O'Donnell: Bank pursued 'brutal tactics' at Gorse Hill

O'Donnell: Bank pursued 'brutal tactics' at Gorse Hill
Brian O'Donnell

Solicitor Brian O’Donnell has told the Court of Appeal that he has a contractual right to stay at the Gorse Hill mansion in South Dublin.

The Killiney property is at the centre of a €70m legal battle between Mr O’Donnell and the Bank of Ireland.

Mr O’Donnell said the bank had pursued "brutal tactics" and that he and his wife had not barricaded themselves into the house.

Solicitor Brian O’Donnell is once again representing himself at the Court of Appeal today - but has been told by Ms Justice Finlay Geoghegan that his wife will have to appear if her appeal is to be heard.

Mr O’Donnell has been setting out his argument against the trespass order granted by Mr Justice Brian McGovern in the High Court.
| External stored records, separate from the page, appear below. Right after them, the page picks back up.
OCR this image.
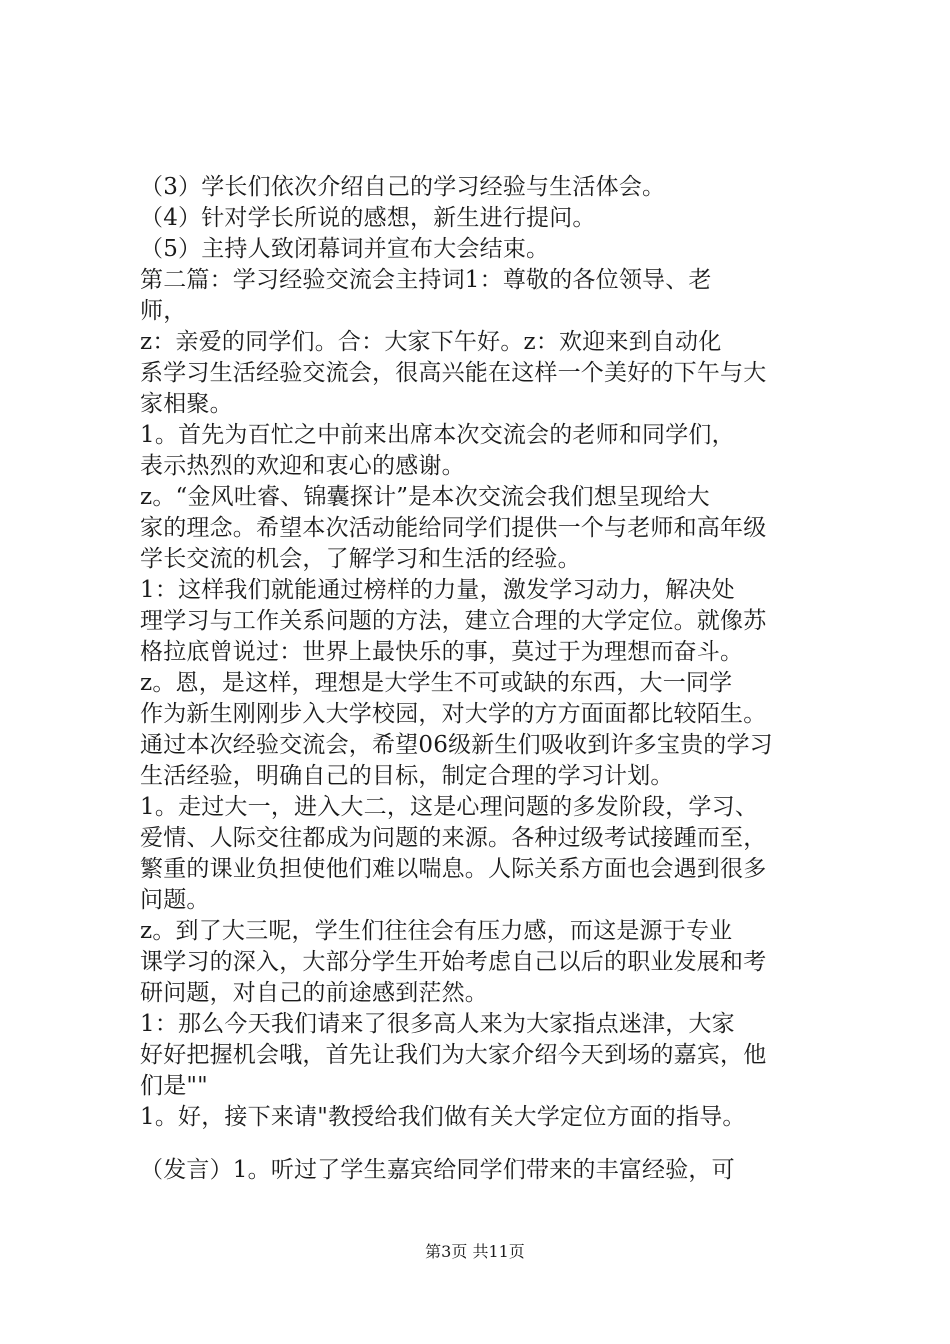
（3）学长们依次介绍自己的学习经验与生活体会。
（4）针对学长所说的感想，新生进行提问。
（5）主持人致闭幕词并宣布大会结束。
第二篇：学习经验交流会主持词1：尊敬的各位领导、老
师，
z：亲爱的同学们。合：大家下午好。z：欢迎来到自动化
系学习生活经验交流会，很高兴能在这样一个美好的下午与大
家相聚。
1。首先为百忙之中前来出席本次交流会的老师和同学们，
表示热烈的欢迎和衷心的感谢。
z。“金风吐睿、锦囊探计”是本次交流会我们想呈现给大
家的理念。希望本次活动能给同学们提供一个与老师和高年级
学长交流的机会，了解学习和生活的经验。
1：这样我们就能通过榜样的力量，激发学习动力，解决处
理学习与工作关系问题的方法，建立合理的大学定位。就像苏
格拉底曾说过：世界上最快乐的事，莫过于为理想而奋斗。
z。恩，是这样，理想是大学生不可或缺的东西，大一同学
作为新生刚刚步入大学校园，对大学的方方面面都比较陌生。
通过本次经验交流会，希望06级新生们吸收到许多宝贵的学习
生活经验，明确自己的目标，制定合理的学习计划。
1。走过大一，进入大二，这是心理问题的多发阶段，学习、
爱情、人际交往都成为问题的来源。各种过级考试接踵而至，
繁重的课业负担使他们难以喘息。人际关系方面也会遇到很多
问题。
z。到了大三呢，学生们往往会有压力感，而这是源于专业
课学习的深入，大部分学生开始考虑自己以后的职业发展和考
研问题，对自己的前途感到茫然。
1：那么今天我们请来了很多高人来为大家指点迷津，大家
好好把握机会哦，首先让我们为大家介绍今天到场的嘉宾，他
们是""
1。好，接下来请"教授给我们做有关大学定位方面的指导。
（发言）1。听过了学生嘉宾给同学们带来的丰富经验，可
第3页 共11页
He says he has a contractual right to live at the house - and that the Bank of Ireland has pursued ‘brutal tactics’ in the courts.

He’s told the court that he and his wife’s borrowings are not from BOI but from Bank of Ireland private banking - which he says is a separate entity.

He says the notion that he and his wife were barricaded inside Gorse Hill is not true - that invitees could come and go and that there were no tanks on the lawn.

Mr O’Donnell has also highlighted the media spotlight on the case and said there were three satellite trucks and 64 reporters outside the house when legal papers were nailed to the gate.